Common FAQs and Requirements for a Second Mortgage
Second mortgages can be a great way of using the equity in your house to free up cash for important needs. Before you start the application process, review these FAQs and requirements related to second mortgages.
Second Mortgage FAQs
What is a second mortgage? Is it the same as a home equity loan?
A second mortgage and a home equity loan are typically two terms for the same thing. A second mortgage is a loan secured by your home where you leverage your remaining home's equity to get cash for your needs. Your home equity is the difference between the value of your home and what is still owed on the first mortgage (if you have one). For example, if the market value of your home is $300,000 and you owe $200,000 on your mortgage, you have $100,000 in home equity. Second mortgages typically have a fixed interest rate, fixed monthly payment and fixed term. Lenders often suggest that you use it for things that have long-term or significant value, such as home improvements, debt consolidation, education expenses and other major expenses rather than simply for everyday or unnecessary expenses since your home secures the loan.
How much money can I take out in a second mortgage?

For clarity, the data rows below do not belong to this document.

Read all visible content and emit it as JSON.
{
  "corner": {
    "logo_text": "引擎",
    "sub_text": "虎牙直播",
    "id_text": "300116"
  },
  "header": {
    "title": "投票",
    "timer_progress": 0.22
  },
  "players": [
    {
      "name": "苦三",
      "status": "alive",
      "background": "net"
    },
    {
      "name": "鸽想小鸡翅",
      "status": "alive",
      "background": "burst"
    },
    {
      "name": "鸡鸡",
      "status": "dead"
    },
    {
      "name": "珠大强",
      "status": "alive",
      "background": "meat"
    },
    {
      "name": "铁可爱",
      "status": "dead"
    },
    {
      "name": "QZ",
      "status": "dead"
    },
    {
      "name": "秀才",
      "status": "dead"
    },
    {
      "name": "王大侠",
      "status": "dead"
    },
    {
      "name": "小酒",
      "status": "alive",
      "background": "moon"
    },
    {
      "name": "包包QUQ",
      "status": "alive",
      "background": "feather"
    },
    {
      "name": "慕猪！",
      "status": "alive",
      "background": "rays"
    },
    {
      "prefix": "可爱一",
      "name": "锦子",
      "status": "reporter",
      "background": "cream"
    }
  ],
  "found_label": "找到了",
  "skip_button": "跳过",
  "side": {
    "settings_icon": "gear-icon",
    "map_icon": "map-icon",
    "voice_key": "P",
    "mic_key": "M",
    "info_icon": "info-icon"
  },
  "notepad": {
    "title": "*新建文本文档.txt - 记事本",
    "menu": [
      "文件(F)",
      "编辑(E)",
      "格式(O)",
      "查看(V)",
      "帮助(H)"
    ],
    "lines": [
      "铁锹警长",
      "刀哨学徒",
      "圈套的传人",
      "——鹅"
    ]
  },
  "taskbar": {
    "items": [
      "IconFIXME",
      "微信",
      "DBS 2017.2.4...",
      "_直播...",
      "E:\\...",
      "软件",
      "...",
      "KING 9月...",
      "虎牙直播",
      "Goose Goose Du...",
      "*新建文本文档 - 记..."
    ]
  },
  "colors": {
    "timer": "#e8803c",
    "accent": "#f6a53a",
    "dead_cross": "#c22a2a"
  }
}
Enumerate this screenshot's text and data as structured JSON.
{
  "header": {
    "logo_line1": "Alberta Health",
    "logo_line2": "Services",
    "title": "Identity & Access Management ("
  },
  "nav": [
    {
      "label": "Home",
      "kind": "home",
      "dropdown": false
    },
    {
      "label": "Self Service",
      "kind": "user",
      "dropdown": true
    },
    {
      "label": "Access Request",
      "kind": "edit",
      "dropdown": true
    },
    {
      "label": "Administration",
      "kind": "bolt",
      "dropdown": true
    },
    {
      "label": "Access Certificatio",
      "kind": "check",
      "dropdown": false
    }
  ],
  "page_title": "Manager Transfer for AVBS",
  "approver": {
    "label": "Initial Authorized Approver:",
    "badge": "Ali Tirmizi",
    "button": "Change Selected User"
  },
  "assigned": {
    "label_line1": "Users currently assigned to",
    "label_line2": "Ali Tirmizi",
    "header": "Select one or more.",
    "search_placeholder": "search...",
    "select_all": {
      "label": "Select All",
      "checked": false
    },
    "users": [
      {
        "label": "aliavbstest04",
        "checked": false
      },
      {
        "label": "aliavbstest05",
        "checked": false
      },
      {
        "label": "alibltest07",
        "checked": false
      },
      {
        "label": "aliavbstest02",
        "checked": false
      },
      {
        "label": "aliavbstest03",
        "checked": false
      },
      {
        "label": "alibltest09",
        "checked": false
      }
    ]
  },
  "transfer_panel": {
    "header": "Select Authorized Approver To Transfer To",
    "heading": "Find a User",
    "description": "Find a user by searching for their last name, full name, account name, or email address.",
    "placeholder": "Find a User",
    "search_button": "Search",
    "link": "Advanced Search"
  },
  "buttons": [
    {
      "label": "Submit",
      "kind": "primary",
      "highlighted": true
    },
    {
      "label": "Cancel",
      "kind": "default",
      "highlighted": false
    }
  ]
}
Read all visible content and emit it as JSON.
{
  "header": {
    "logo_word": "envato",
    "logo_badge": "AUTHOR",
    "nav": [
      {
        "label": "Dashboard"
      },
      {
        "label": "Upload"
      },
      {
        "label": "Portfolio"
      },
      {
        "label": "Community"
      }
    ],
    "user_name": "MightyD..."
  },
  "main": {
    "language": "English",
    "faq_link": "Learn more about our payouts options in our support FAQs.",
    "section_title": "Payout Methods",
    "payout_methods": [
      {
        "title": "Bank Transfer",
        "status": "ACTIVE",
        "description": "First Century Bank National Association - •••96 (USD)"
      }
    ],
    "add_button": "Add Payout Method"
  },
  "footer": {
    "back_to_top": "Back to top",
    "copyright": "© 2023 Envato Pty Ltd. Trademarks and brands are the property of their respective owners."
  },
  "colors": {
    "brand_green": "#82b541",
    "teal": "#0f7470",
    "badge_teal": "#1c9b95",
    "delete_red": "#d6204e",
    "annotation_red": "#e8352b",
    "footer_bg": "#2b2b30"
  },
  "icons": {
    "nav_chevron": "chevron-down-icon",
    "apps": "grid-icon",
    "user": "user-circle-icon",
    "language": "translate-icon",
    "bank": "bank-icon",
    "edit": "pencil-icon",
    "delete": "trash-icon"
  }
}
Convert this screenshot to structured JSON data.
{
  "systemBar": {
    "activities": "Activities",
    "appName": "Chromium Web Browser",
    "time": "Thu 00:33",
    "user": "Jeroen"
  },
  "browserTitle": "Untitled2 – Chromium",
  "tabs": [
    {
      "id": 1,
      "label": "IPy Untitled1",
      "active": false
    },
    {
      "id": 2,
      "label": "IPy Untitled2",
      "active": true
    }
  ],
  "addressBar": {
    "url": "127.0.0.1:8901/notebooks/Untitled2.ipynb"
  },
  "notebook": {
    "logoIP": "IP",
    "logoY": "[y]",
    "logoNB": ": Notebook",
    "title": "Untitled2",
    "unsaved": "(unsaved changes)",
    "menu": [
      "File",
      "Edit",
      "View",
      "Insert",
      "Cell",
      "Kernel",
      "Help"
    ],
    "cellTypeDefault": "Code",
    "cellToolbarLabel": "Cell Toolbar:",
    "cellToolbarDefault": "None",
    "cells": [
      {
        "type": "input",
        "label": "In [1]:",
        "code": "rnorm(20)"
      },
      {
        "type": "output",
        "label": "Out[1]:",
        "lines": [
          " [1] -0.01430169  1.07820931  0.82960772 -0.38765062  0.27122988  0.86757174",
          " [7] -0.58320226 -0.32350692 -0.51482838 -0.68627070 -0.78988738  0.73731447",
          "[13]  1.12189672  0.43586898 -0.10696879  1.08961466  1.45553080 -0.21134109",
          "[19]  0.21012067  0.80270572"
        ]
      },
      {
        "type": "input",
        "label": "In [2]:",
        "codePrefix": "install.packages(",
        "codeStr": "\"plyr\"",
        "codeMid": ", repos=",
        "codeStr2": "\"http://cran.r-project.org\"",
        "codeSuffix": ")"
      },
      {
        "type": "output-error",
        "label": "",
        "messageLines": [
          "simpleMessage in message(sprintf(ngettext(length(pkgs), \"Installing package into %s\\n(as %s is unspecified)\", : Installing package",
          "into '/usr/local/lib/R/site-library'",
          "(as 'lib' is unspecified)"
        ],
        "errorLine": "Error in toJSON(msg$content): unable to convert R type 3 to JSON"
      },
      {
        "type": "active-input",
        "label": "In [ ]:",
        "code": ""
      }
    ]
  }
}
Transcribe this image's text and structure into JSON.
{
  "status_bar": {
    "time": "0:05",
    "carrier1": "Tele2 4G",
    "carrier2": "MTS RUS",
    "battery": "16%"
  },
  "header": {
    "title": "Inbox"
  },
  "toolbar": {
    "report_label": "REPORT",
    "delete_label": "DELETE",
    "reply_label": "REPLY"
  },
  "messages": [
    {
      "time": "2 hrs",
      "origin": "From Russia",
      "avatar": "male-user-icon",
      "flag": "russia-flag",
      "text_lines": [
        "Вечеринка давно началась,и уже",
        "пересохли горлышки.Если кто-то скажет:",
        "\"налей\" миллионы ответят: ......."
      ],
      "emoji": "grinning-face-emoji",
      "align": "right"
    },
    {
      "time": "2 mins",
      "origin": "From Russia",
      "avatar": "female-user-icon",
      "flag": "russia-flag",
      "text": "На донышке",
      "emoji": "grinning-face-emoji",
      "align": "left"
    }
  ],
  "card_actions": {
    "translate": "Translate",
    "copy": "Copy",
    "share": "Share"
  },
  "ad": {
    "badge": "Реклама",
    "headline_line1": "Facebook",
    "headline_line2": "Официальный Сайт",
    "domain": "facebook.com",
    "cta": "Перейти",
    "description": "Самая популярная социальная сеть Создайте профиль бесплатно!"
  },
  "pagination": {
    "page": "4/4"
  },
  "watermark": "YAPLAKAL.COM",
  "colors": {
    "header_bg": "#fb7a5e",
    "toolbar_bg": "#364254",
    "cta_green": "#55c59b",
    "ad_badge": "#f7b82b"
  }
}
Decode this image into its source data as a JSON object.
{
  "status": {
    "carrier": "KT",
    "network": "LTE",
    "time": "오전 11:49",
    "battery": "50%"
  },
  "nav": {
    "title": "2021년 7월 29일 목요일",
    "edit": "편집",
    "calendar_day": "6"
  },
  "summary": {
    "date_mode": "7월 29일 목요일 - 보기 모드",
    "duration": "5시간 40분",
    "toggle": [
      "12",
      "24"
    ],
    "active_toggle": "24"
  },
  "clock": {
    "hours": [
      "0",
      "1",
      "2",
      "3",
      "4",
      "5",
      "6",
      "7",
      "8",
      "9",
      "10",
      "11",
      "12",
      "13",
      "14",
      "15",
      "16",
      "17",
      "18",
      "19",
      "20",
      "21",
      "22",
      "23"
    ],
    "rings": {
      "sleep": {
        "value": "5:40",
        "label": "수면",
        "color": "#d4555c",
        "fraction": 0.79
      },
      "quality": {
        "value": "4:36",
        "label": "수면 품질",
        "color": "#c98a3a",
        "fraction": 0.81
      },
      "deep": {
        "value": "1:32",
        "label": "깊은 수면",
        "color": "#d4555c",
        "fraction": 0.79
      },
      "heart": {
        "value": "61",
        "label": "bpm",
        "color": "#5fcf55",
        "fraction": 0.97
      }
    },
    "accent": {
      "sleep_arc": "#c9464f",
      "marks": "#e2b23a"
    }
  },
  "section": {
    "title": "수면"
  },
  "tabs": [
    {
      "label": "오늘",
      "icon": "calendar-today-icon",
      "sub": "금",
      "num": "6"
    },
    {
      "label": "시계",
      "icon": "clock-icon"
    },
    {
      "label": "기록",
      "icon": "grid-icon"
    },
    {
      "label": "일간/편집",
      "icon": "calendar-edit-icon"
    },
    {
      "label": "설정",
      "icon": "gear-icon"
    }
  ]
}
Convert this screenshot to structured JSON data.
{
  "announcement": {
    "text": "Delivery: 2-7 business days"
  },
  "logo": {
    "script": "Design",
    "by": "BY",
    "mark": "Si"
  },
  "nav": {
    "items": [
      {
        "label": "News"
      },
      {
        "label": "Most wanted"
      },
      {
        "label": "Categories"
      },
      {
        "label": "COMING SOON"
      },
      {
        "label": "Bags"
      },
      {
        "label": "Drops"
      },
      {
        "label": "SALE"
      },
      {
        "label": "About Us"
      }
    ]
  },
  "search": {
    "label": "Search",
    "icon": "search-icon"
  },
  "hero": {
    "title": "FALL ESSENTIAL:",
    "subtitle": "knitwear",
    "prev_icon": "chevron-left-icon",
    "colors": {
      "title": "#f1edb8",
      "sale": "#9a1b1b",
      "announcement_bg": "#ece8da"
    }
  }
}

Generally, your first and second mortgage together have a top limit of 90 percent of the appraised market value of your home. Many lenders use what’s called a combined loan to value (CLTV) ratio. CLTV is calculated by taking your existing mortgage balance(s) plus your desired loan amount, divided by your home value:
CLTV = (Loan Amount + Mortgage Balances) / Home Value
Using the previously mentioned example, here’s how you can determine how much you can borrow:
.9 = (x + $200,000) / $300,000. In this case, x=$70,000, meaning you may be able to borrow $70,000 through a home equity loan. Some lenders, like Discover, offer loans with less than 90% CTLV depending on your credit score. To determine your rate and monthly payment on your desired loan amount, use a home equity loan calculator, like this one from Discover.
What are the requirements of a second mortgage?
Similar to a first mortgage, during the application process, you will need to demonstrate employment, sustained income, good financial history and credit score, listings of your other debts and of course have sufficient equity in your home. Lenders will verify your employment and income information by reviewing your most recent W2 forms as well as your most recent paycheck stubs covering 30 days, if applicable. If you’re self-employed or receive income from other sources than an employer, you’ll need to provide your most recent federal income tax returns. Your lender will obtain an automated valuation and/or conduct a formal appraisal of your home to confirm its current market value. Your lenders will access your credit report to determine your credit score. Your qualification and interest rate will be determined by all of these things, as well as, other underwriting criteria.
What are the terms and payback period for a second mortgage?
Lenders assess higher risk to second mortgages than to first mortgages because first mortgages take precedence in receiving proceeds from the sale of a home in the event of foreclosure. Because of this risk difference, second mortgages generally have somewhat higher interest rates than first mortgages, but both are usually lower than unsecured loans like personal loans or credit cards. Terms for both first and second mortgages typically go up to 30 years.
What is the difference between a home equity loan and a home equity line of credit?
A home equity loan and a home equity line of credit (HELOC) are similar in that they both use your home’s equity as collateral, are typically second mortgages and will show up on your credit report. However, a home equity loan is a fixed amount lent to you for a fixed term with payments amortized or spread over the life of the loan. A HELOC is a loan that allows you to draw out money up to the maximum amount of a credit line over a set period of time which is usually shorter than the term of the loan. You don’t owe the lender anything on the HELOC until you start withdrawing from it, similar to a credit card. Once you do withdraw from the HELOC, you will begin making monthly payments. You can withdraw a lump sum once or withdraw money multiple times until you reach the maximum amount.